La escolástica neotomista, no obstante, continúa incondicionalmente apoyada por Pío XI. Baste recordar su encíclica Studiorum ducem (1923). Y luego por Pío XII en la Humani generis (1950), que supone un duro revés para las nuevas aspiraciones, comparable, según algunos, al de la Pascendi de san Pío X contra los modernistas. Pero no produce los frutos esperados, al menos en teología; porque en filosofía ya es otra cantar con Maritain, Sertillanges, Marèchal y J. Pieper.
A la vista de tan pobres resultados es cuando empiezan a registrarse tímidos intentos, que no pasarán entonces del mero ensayo, de renovar la teología recurriendo a la tradición platónica y agustiniana, o dicho con lenguaje filosófico: a la perspectiva personalista y existencialista.
El jesuita polaco-alemán Eric Przywara define a Newman -madrugador del movimiento- como «el verdadero y único Agustín redivivo de los tiempos modernos» a la vez que subraya las diferencias entre su doctrina de la fe y la del inmanentismo modernista que algunos discípulos de M. Blondel le venían atribuyendo. Los aires fenomenológicos de Max Scheler -filósofo de Juan Pablo II- se ponen de moda en las aulas germanas. La corriente teológica alternativa se afianza con la traducción de obras magistrales de K. Adam, de P. Lippert, y de R. Guardini, entre otros.
Pero vengamos al año 1930. El Primado de España, cardenal Segura, publica el 25 de marzo una carta pastoral sobre san Agustín «perfecto ejemplar del sacerdote dedicado por entero a la gloria de Dios y al bien de las almas», en la que recoge el rumor «de una próxima encíclica acerca del eximio Padre de la Iglesia san Agustín con motivo del XV centenario de su muerte (RelCult 10,1930,426).
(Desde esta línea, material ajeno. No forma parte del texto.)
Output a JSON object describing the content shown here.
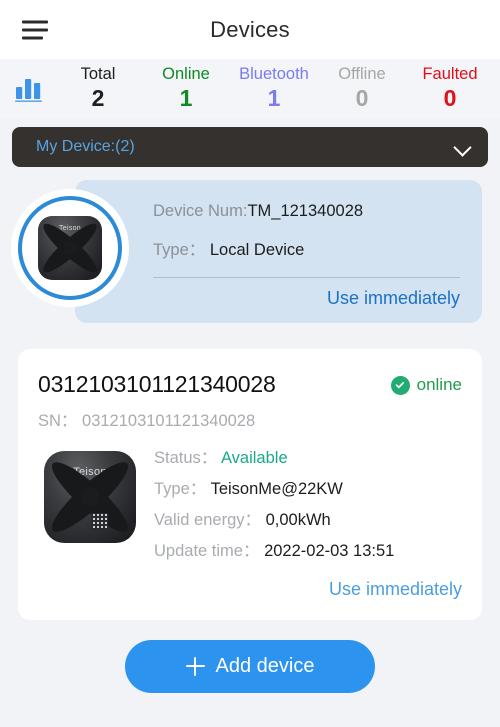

En Roma se pide que tampoco pase inadvertido el 50º aniversario de la Academia de Santo Tomás. Se programa, pues, para la octava pascual, del 23 al 30 de abril, una Settimana Agostiniana-Tomista, conmemorativa de ambos acontecimientos, bajo el lema De philosophia S. Augutini, praesertim secundum suum respectum ad philosophiam S. Tomae considerata. Un título, como se puede apreciar, muy conforme con la orientación neotomista de la Aeterni Patris.
Entre los ponentes, ilustres agustinólogos como E. Gilson, M. Grabmann, Ch. Boyer, y A. Casamassa, junto a reconocidos miembros de la citada Academia, a saber: B. Xiberta, G. Théry, G. de Parigi, Garrigou-Lagrange, los cardenales Lépicier y Laurenti, así como el anciano secretario del centro, S. Talamo; es decir, la vieja guardia del neotomismo.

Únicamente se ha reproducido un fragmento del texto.